<!-- @format -->

# Hands-on exercise

This exercise is not graded and is intended to help you become familiar with the
tools and libraries that you will be using throughout the rest of the course. If
you are already experienced in using Google Colab, 🤗 Datasets, librosa and 🤗
Transformers, you may choose to skip this exercise.

1. Create a [Google Colab](https://colab.research.google.com) notebook.
2. Use 🤗 Datasets to load the train split of the
   [`facebook/voxpopuli` dataset](https://huggingface.co/datasets/facebook/voxpopuli)
   in language of your choice in streaming mode.
3. Get the third example from the `train` part of the dataset and explore it.
   Given the features that this example has, what kinds of audio tasks can you
   use this dataset for?
4. Plot this example's waveform and spectrogram.
5. Go to [🤗 Hub](https://huggingface.co/models), explore pretrained models and
   find one that can be used for automatic speech recognition for the language
   that you have picked earlier. Instantiate a corresponding pipeline with the
   model you found, and transcribe the example.
6. Compare the transcription that you get from the pipeline to the transcription
   provided in the example.

If you struggle with this exercise, feel free to take a peek at an
[example solution](https://colab.research.google.com/drive/1NGyo5wFpRj8TMfZOIuPaJHqyyXCITftc?usp=sharing).
Discovered something interesting? Found a cool model? Got a beautiful
spectrogram? Feel free to share your work and discoveries on Twitter!

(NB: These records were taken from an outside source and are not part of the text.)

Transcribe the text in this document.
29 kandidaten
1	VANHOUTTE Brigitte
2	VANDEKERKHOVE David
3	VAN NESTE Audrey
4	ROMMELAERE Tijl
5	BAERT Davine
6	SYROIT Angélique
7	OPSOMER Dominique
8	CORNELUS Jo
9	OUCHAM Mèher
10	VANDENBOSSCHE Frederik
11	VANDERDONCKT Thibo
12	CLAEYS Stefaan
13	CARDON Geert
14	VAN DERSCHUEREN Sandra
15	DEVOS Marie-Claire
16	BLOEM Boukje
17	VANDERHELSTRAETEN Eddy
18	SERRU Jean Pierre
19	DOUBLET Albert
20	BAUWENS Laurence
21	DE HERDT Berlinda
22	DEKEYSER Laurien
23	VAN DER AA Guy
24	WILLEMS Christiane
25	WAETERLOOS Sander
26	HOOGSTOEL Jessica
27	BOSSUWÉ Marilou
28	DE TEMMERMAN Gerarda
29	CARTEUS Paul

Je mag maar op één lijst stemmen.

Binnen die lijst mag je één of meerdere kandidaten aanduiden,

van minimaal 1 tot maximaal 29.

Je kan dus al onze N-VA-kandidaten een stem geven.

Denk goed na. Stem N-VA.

In the next chapters you'll learn more about various audio transformer
architectures and will train your own model!


In [None]:
!pip install datasets[audio] librosa transformers


In [None]:
from datasets import load_dataset

ds = load_dataset("facebook/voxpopuli", name="en", streaming=True)
ds_head = ds["train"].take(3)
example = list(ds_head)[-1]
example


In [None]:
from IPython.display import Audio

Audio(example["audio"]["array"], rate=16000)


In [None]:
import librosa
import matplotlib.pyplot as plt
import librosa.display

array = example["audio"]["array"]
sampling_rate = example["audio"]["sampling_rate"]
plt.figure().set_figwidth(12)
librosa.display.waveshow(array, sr=sampling_rate)


In [None]:
import numpy as np

D = librosa.stft(array)
S_db = librosa.amplitude_to_db(np.abs(D), ref=np.max)

plt.figure().set_figwidth(12)
librosa.display.specshow(S_db, x_axis="time", y_axis="hz")
plt.colorbar()


In [None]:
from transformers import pipeline

asr = pipeline(
    "automatic-speech-recognition",
    model="facebook/wav2vec2-large-xlsr-53-german",
)
print(asr(example["audio"]["array"]))
print(example["raw_text"])


In [None]:
from IPython.display import Audio

Audio(example["audio"]["array"], rate=16000)